1932 —
Semaine religieuse du diocèse de Saint-Dié
BENOIT René-Nicolas.- Nous avons le regret d’annoncer la mort de M. l’abbé BENOIT, aumônier de l’hospice de Vichibure.
M. l’abbé René-Nicolas BENOIT, né à Aydoilles le 28 avril 1898, et ordonné prêtre le 16 juillet 1925, fut nommé quelques jours après vicaire à Saint-Martin. Après six années d’un vicariat très laborieux et très dévoué, l’état de sa santé le contraignait, le 21 juillet 1931, à devenir aumônier de l’hospice de Vichibure. Il y est décédé le 24 octobre dernier.
Après un service célébré à l’église de Corcieux, il a reçu, au cimetière d’Épinal, les honneurs de la sépulture chrétienne.
[La Semaine religieuse du diocèse de Saint-Dié, vendredi 28 octobre 1932, N° 44, p. 525-526].
1932 —
Semaine religieuse du diocèse de Saint-Dié
M. l’Abbé Benoit.
Nous extrayons du très bel éloge que fit de lui M. le Curé de Notre-Dame d’Épinal, à la cérémonie de ses obsèques, le passage suivant :
« Le voici à Saint-Dié, à la cure de Saint-Martin. Combien aimé, ce champ de sa première activité, cette église où il glorifie Dieu, enseigne et sanctifie les âmes, les salles d’œuvres où il se dévoue à la jeunesse, ce presbytère si familial où il est traité comme un enfant qu’on aime et où son affection filiale se donne en retour, cette paroisse en son entier, où son aménité, sa simplicité lui conquièrent vite tant et de si fidèles sympathies.

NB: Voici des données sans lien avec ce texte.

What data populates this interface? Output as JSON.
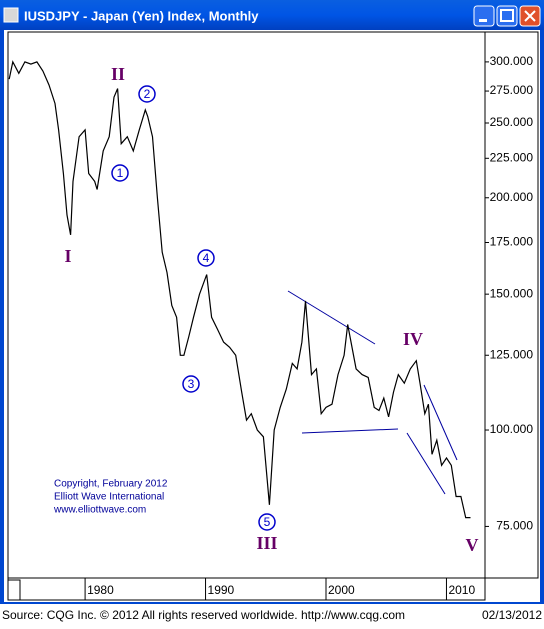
{
  "window": {
    "title": "IUSDJPY - Japan (Yen) Index, Monthly"
  },
  "chart_data": {
    "type": "line",
    "yscale": "log",
    "grid": false,
    "yaxis_side": "right",
    "color": "#000000",
    "x": [
      1973.7,
      1974.0,
      1974.5,
      1975.0,
      1975.5,
      1976.0,
      1976.5,
      1977.0,
      1977.5,
      1977.8,
      1978.2,
      1978.5,
      1978.8,
      1979.0,
      1979.5,
      1980.0,
      1980.3,
      1980.8,
      1981.0,
      1981.5,
      1982.0,
      1982.4,
      1982.7,
      1983.0,
      1983.5,
      1984.0,
      1984.5,
      1985.0,
      1985.2,
      1985.6,
      1986.0,
      1986.4,
      1986.8,
      1987.2,
      1987.6,
      1987.9,
      1988.2,
      1988.6,
      1989.0,
      1989.5,
      1990.1,
      1990.5,
      1991.0,
      1991.5,
      1992.0,
      1992.5,
      1993.0,
      1993.4,
      1993.8,
      1994.3,
      1994.8,
      1995.3,
      1995.7,
      1996.2,
      1996.7,
      1997.2,
      1997.6,
      1998.0,
      1998.3,
      1998.8,
      1999.2,
      1999.6,
      2000.0,
      2000.5,
      2001.0,
      2001.5,
      2001.8,
      2002.5,
      2003.0,
      2003.5,
      2004.0,
      2004.4,
      2004.8,
      2005.2,
      2005.6,
      2006.0,
      2006.5,
      2007.0,
      2007.5,
      2007.8,
      2008.2,
      2008.5,
      2008.8,
      2009.2,
      2009.6,
      2010.0,
      2010.4,
      2010.8,
      2011.2,
      2011.6,
      2012.0
    ],
    "values": [
      285,
      300,
      290,
      300,
      298,
      300,
      292,
      280,
      265,
      245,
      215,
      190,
      179,
      210,
      240,
      245,
      215,
      210,
      205,
      230,
      240,
      270,
      277,
      235,
      240,
      230,
      245,
      260,
      255,
      240,
      200,
      170,
      160,
      145,
      140,
      125,
      125,
      132,
      140,
      150,
      159,
      140,
      135,
      130,
      128,
      125,
      112,
      103,
      105,
      100,
      98,
      80,
      100,
      107,
      113,
      122,
      120,
      130,
      147,
      118,
      120,
      105,
      107,
      108,
      118,
      125,
      137,
      120,
      118,
      117,
      107,
      106,
      110,
      104,
      112,
      118,
      115,
      120,
      123,
      115,
      105,
      108,
      93,
      97,
      90,
      92,
      90,
      82,
      82,
      77,
      77
    ],
    "xlim": [
      1973.6,
      2013.2
    ],
    "ylim": [
      64.3,
      328
    ],
    "xticks": [
      1980,
      1990,
      2000,
      2010
    ],
    "yticks": [
      {
        "value": 300,
        "label": "300.000"
      },
      {
        "value": 275,
        "label": "275.000"
      },
      {
        "value": 250,
        "label": "250.000"
      },
      {
        "value": 225,
        "label": "225.000"
      },
      {
        "value": 200,
        "label": "200.000"
      },
      {
        "value": 175,
        "label": "175.000"
      },
      {
        "value": 150,
        "label": "150.000"
      },
      {
        "value": 125,
        "label": "125.000"
      },
      {
        "value": 100,
        "label": "100.000"
      },
      {
        "value": 75,
        "label": "75.000"
      }
    ],
    "wave_labels": [
      "I",
      "II",
      "III",
      "IV",
      "V"
    ],
    "minor_wave_labels": [
      "1",
      "2",
      "3",
      "4",
      "5"
    ],
    "annotations": [
      "Copyright, February 2012",
      "Elliott Wave International",
      "www.elliottwave.com"
    ]
  },
  "footer": {
    "source": "Source: CQG Inc. © 2012 All rights reserved worldwide. http://www.cqg.com",
    "date": "02/13/2012"
  }
}
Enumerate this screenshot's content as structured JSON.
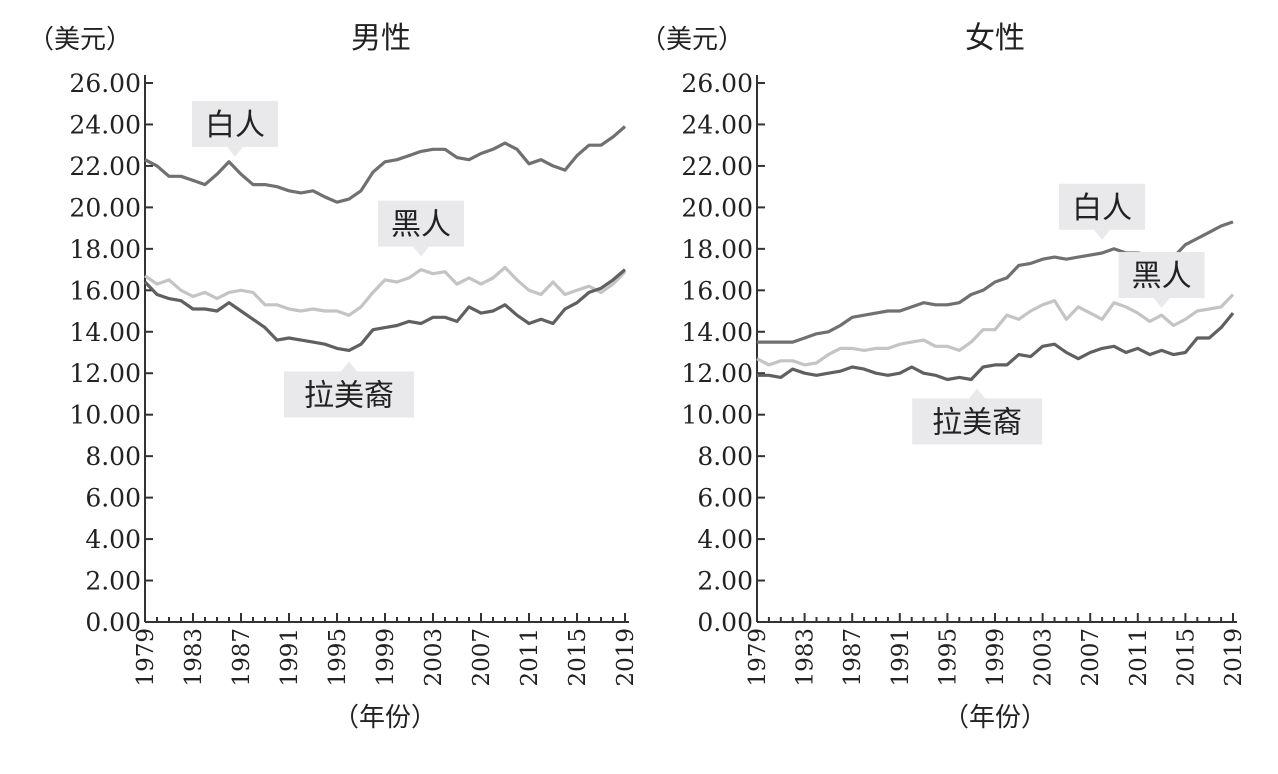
{
  "colors": {
    "white_series": "#707070",
    "hispanic_series": "#606060",
    "black_series": "#c4c4c4",
    "label_bg": "#e9e9ec",
    "axis": "#333333"
  },
  "chart_data": [
    {
      "type": "line",
      "title": "男性",
      "ylabel": "（美元）",
      "xlabel": "（年份）",
      "ylim": [
        0,
        26
      ],
      "xlim": [
        1979,
        2019
      ],
      "y_ticks": [
        "0.00",
        "2.00",
        "4.00",
        "6.00",
        "8.00",
        "10.00",
        "12.00",
        "14.00",
        "16.00",
        "18.00",
        "20.00",
        "22.00",
        "24.00",
        "26.00"
      ],
      "x_ticks": [
        "1979",
        "1983",
        "1987",
        "1991",
        "1995",
        "1999",
        "2003",
        "2007",
        "2011",
        "2015",
        "2019"
      ],
      "grid": false,
      "x": [
        1979,
        1980,
        1981,
        1982,
        1983,
        1984,
        1985,
        1986,
        1987,
        1988,
        1989,
        1990,
        1991,
        1992,
        1993,
        1994,
        1995,
        1996,
        1997,
        1998,
        1999,
        2000,
        2001,
        2002,
        2003,
        2004,
        2005,
        2006,
        2007,
        2008,
        2009,
        2010,
        2011,
        2012,
        2013,
        2014,
        2015,
        2016,
        2017,
        2018,
        2019
      ],
      "series": [
        {
          "name": "白人",
          "color_key": "white_series",
          "values": [
            22.3,
            22.0,
            21.5,
            21.5,
            21.3,
            21.1,
            21.6,
            22.2,
            21.6,
            21.1,
            21.1,
            21.0,
            20.8,
            20.7,
            20.8,
            20.5,
            20.25,
            20.4,
            20.8,
            21.7,
            22.2,
            22.3,
            22.5,
            22.7,
            22.8,
            22.8,
            22.4,
            22.3,
            22.6,
            22.8,
            23.1,
            22.8,
            22.1,
            22.3,
            22.0,
            21.8,
            22.5,
            23.0,
            23.0,
            23.4,
            23.9
          ],
          "label_pos": {
            "year": 1986.5,
            "value": 22.0
          }
        },
        {
          "name": "黑人",
          "color_key": "black_series",
          "values": [
            16.7,
            16.3,
            16.5,
            16.0,
            15.7,
            15.9,
            15.6,
            15.9,
            16.0,
            15.9,
            15.3,
            15.3,
            15.1,
            15.0,
            15.1,
            15.0,
            15.0,
            14.8,
            15.2,
            15.9,
            16.5,
            16.4,
            16.6,
            17.0,
            16.8,
            16.9,
            16.3,
            16.6,
            16.3,
            16.6,
            17.1,
            16.5,
            16.0,
            15.8,
            16.4,
            15.8,
            16.0,
            16.2,
            15.9,
            16.3,
            16.9
          ],
          "label_pos": {
            "year": 2002,
            "value": 17.0
          }
        },
        {
          "name": "拉美裔",
          "color_key": "hispanic_series",
          "values": [
            16.4,
            15.8,
            15.6,
            15.5,
            15.1,
            15.1,
            15.0,
            15.4,
            15.0,
            14.6,
            14.2,
            13.6,
            13.7,
            13.6,
            13.5,
            13.4,
            13.2,
            13.1,
            13.4,
            14.1,
            14.2,
            14.3,
            14.5,
            14.4,
            14.7,
            14.7,
            14.5,
            15.2,
            14.9,
            15.0,
            15.3,
            14.8,
            14.4,
            14.6,
            14.4,
            15.1,
            15.4,
            15.9,
            16.1,
            16.5,
            17.0
          ],
          "label_pos": {
            "year": 1996,
            "value": 13.0
          }
        }
      ]
    },
    {
      "type": "line",
      "title": "女性",
      "ylabel": "（美元）",
      "xlabel": "（年份）",
      "ylim": [
        0,
        26
      ],
      "xlim": [
        1979,
        2019
      ],
      "y_ticks": [
        "0.00",
        "2.00",
        "4.00",
        "6.00",
        "8.00",
        "10.00",
        "12.00",
        "14.00",
        "16.00",
        "18.00",
        "20.00",
        "22.00",
        "24.00",
        "26.00"
      ],
      "x_ticks": [
        "1979",
        "1983",
        "1987",
        "1991",
        "1995",
        "1999",
        "2003",
        "2007",
        "2011",
        "2015",
        "2019"
      ],
      "grid": false,
      "x": [
        1979,
        1980,
        1981,
        1982,
        1983,
        1984,
        1985,
        1986,
        1987,
        1988,
        1989,
        1990,
        1991,
        1992,
        1993,
        1994,
        1995,
        1996,
        1997,
        1998,
        1999,
        2000,
        2001,
        2002,
        2003,
        2004,
        2005,
        2006,
        2007,
        2008,
        2009,
        2010,
        2011,
        2012,
        2013,
        2014,
        2015,
        2016,
        2017,
        2018,
        2019
      ],
      "series": [
        {
          "name": "白人",
          "color_key": "white_series",
          "values": [
            13.5,
            13.5,
            13.5,
            13.5,
            13.7,
            13.9,
            14.0,
            14.3,
            14.7,
            14.8,
            14.9,
            15.0,
            15.0,
            15.2,
            15.4,
            15.3,
            15.3,
            15.4,
            15.8,
            16.0,
            16.4,
            16.6,
            17.2,
            17.3,
            17.5,
            17.6,
            17.5,
            17.6,
            17.7,
            17.8,
            18.0,
            17.8,
            17.8,
            17.7,
            17.7,
            17.6,
            18.2,
            18.5,
            18.8,
            19.1,
            19.3
          ],
          "label_pos": {
            "year": 2008,
            "value": 18.1
          }
        },
        {
          "name": "黑人",
          "color_key": "black_series",
          "values": [
            12.7,
            12.4,
            12.6,
            12.6,
            12.4,
            12.5,
            12.9,
            13.2,
            13.2,
            13.1,
            13.2,
            13.2,
            13.4,
            13.5,
            13.6,
            13.3,
            13.3,
            13.1,
            13.5,
            14.1,
            14.1,
            14.8,
            14.6,
            15.0,
            15.3,
            15.5,
            14.6,
            15.2,
            14.9,
            14.6,
            15.4,
            15.2,
            14.9,
            14.5,
            14.8,
            14.3,
            14.6,
            15.0,
            15.1,
            15.2,
            15.8
          ],
          "label_pos": {
            "year": 2013,
            "value": 15.0
          }
        },
        {
          "name": "拉美裔",
          "color_key": "hispanic_series",
          "values": [
            11.9,
            11.9,
            11.8,
            12.2,
            12.0,
            11.9,
            12.0,
            12.1,
            12.3,
            12.2,
            12.0,
            11.9,
            12.0,
            12.3,
            12.0,
            11.9,
            11.7,
            11.8,
            11.7,
            12.3,
            12.4,
            12.4,
            12.9,
            12.8,
            13.3,
            13.4,
            13.0,
            12.7,
            13.0,
            13.2,
            13.3,
            13.0,
            13.2,
            12.9,
            13.1,
            12.9,
            13.0,
            13.7,
            13.7,
            14.2,
            14.9
          ],
          "label_pos": {
            "year": 1997.5,
            "value": 11.7
          }
        }
      ]
    }
  ]
}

« Aux rares et courtes journées de détente qu’il s’accordait au sein de sa famille, il me faisait l’amitié de venir m’entretenir de ses travaux apostoliques, de ses espoirs. J’étais frappé de la maturité de son jugement, qui était comme en avance sur son âge et sur les expériences encore limitées que les circonstances lui avaient permises. Dans ce qu’il pensait, dans ce qu’il disait, il y avait une note de calme, de pose, que soulignaient la gravité et la lenteur de sa voix. Il était de ceux qui font du bien déjà par leur simple présence, parce qu’on sent en eux l’exclusion de toute suffisance, de toute complication, de toute prétention. Ils se montrent tels qu’ils sont, en sincère cordialité, en noble franchise, en vraie simplicité.

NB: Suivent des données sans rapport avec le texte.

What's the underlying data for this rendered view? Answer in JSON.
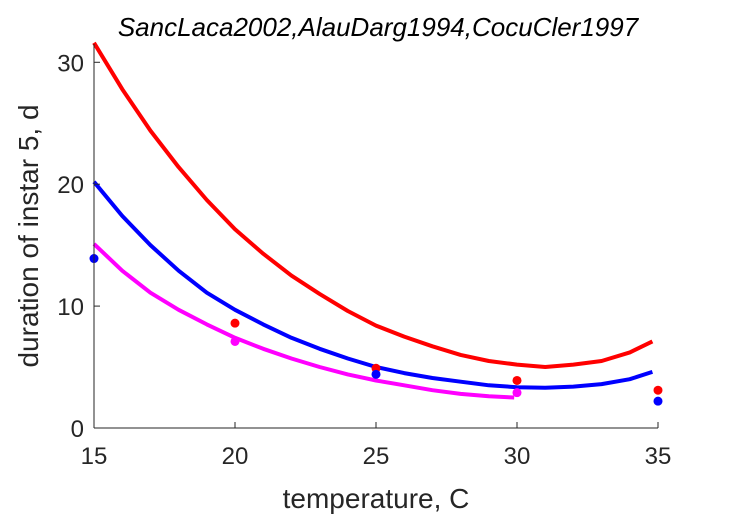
{
  "chart_data": {
    "type": "line",
    "title": "SancLaca2002,AlauDarg1994,CocuCler1997",
    "xlabel": "temperature, C",
    "ylabel": "duration of instar 5, d",
    "xlim": [
      15,
      35
    ],
    "ylim": [
      0,
      31.5
    ],
    "xticks": [
      15,
      20,
      25,
      30,
      35
    ],
    "yticks": [
      0,
      10,
      20,
      30
    ],
    "grid": false,
    "axis_color": "#262626",
    "series": [
      {
        "color": "#ff0000",
        "curve": {
          "x": [
            15,
            16,
            17,
            18,
            19,
            20,
            21,
            22,
            23,
            24,
            25,
            26,
            27,
            28,
            29,
            30,
            31,
            32,
            33,
            34,
            34.8
          ],
          "y": [
            31.6,
            27.8,
            24.4,
            21.4,
            18.7,
            16.3,
            14.3,
            12.5,
            11.0,
            9.6,
            8.4,
            7.5,
            6.7,
            6.0,
            5.5,
            5.2,
            5.0,
            5.2,
            5.5,
            6.2,
            7.1
          ]
        },
        "points": {
          "x": [
            20,
            25,
            30,
            35
          ],
          "y": [
            8.6,
            4.9,
            3.9,
            3.1
          ]
        }
      },
      {
        "color": "#0000ff",
        "curve": {
          "x": [
            15,
            16,
            17,
            18,
            19,
            20,
            21,
            22,
            23,
            24,
            25,
            26,
            27,
            28,
            29,
            30,
            31,
            32,
            33,
            34,
            34.8
          ],
          "y": [
            20.2,
            17.4,
            15.0,
            12.9,
            11.1,
            9.7,
            8.5,
            7.4,
            6.5,
            5.7,
            5.0,
            4.5,
            4.1,
            3.8,
            3.5,
            3.35,
            3.3,
            3.4,
            3.6,
            4.0,
            4.6
          ]
        },
        "points": {
          "x": [
            15,
            25,
            35
          ],
          "y": [
            13.9,
            4.4,
            2.2
          ]
        }
      },
      {
        "color": "#ff00ff",
        "curve": {
          "x": [
            15,
            16,
            17,
            18,
            19,
            20,
            21,
            22,
            23,
            24,
            25,
            26,
            27,
            28,
            29,
            29.9
          ],
          "y": [
            15.1,
            12.9,
            11.1,
            9.7,
            8.5,
            7.4,
            6.5,
            5.7,
            5.0,
            4.4,
            3.9,
            3.5,
            3.1,
            2.8,
            2.6,
            2.5
          ]
        },
        "points": {
          "x": [
            20,
            30
          ],
          "y": [
            7.1,
            2.9
          ]
        }
      }
    ]
  }
}
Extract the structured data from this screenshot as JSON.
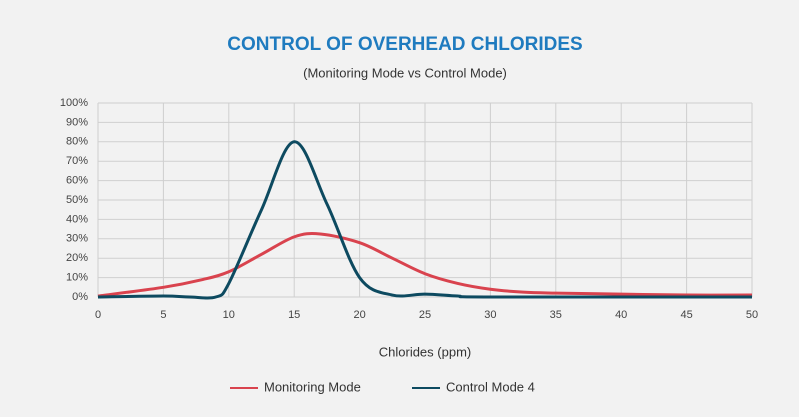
{
  "chart_data": {
    "type": "line",
    "title": "CONTROL OF OVERHEAD CHLORIDES",
    "subtitle": "(Monitoring Mode vs Control Mode)",
    "x_label": "Chlorides (ppm)",
    "xlim": [
      0,
      50
    ],
    "xticks": [
      0,
      5,
      10,
      15,
      20,
      25,
      30,
      35,
      40,
      45,
      50
    ],
    "ylim": [
      0,
      100
    ],
    "yticks": [
      {
        "value": 0,
        "label": "0%"
      },
      {
        "value": 10,
        "label": "10%"
      },
      {
        "value": 20,
        "label": "20%"
      },
      {
        "value": 30,
        "label": "30%"
      },
      {
        "value": 40,
        "label": "40%"
      },
      {
        "value": 50,
        "label": "50%"
      },
      {
        "value": 60,
        "label": "60%"
      },
      {
        "value": 70,
        "label": "70%"
      },
      {
        "value": 80,
        "label": "80%"
      },
      {
        "value": 90,
        "label": "90%"
      },
      {
        "value": 100,
        "label": "100%"
      }
    ],
    "grid": true,
    "legend": "bottom",
    "series": [
      {
        "name": "Monitoring Mode",
        "color": "#d9434e",
        "x": [
          0,
          5,
          8,
          10,
          12.5,
          15,
          17,
          20,
          22.5,
          25,
          27.5,
          30,
          32.5,
          35,
          40,
          45,
          50
        ],
        "values": [
          0.5,
          5,
          9,
          13,
          22,
          31,
          32.5,
          28,
          20,
          12,
          7,
          4,
          2.5,
          2,
          1.5,
          1,
          1
        ]
      },
      {
        "name": "Control Mode 4",
        "color": "#0d4a60",
        "x": [
          0,
          5,
          7,
          9,
          10,
          12.5,
          15,
          17.5,
          20,
          22.5,
          25,
          27.5,
          30,
          50
        ],
        "values": [
          0,
          0.5,
          0,
          0,
          7,
          45,
          80,
          48,
          10,
          1,
          1.5,
          0.5,
          0,
          0
        ]
      }
    ]
  }
}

« C’est dans la pleine activité de son ministère que la maladie le terrassa.
« Demeurer à sa chère paroisse, c’était tout son vœu. Et l’on voulait d’autre part tout tenter pour l’y garder, dut~il n’y exercer qu’un ministère infime et très réduit.
« Cette réciprocité dans l’attachement, n’est-ce pas le plus bel éloge du presbytère qui en était le cadre, un témoignage de l’excellence d’esprit qui y régnait ? »
Citons encore l’édifiante lettre qu’il écrivit le 21 octobre, quatre jours avant sa mort, à M. le chanoine ÉVRARD qui l’avait invité à ses récentes fêtes : elle donne la mesure de sa vertu.
« Il a peine à reprendre un peu de ton, mon pauvre coeur, « et m’impose présentement encore, de vivre très au ralenti. « La messe le matin, le reste de la journée au lit.
« Ce n’est pas « passionnant », mais Dieu ne refuse pas « ses grâces, et en particulier celle de comprendre qu’il est plus d’une manière de le servir, de procurer sa gloire « et de faire son propre salut.
« On se sent un peu sur La Croix, on n’y est jamais à son aise et parfois on y est très mal à l’aise. Mais nos croix ne sont que l’ombre de Celle du Calvaire, et le Crucifié innocent s’entend fort bien à encourager le larron qui veut se convertir.
« Me convertir ! tout est là, soit pour préparer mon éternité, soit pour assurer le succès de mon ministère futur, si Dieu daigne encore se servir un peu de moi ».
[La Semaine religieuse du diocèse de Saint-Dié, vendredi 11 novembre 1932, N° 46, p. 550-551].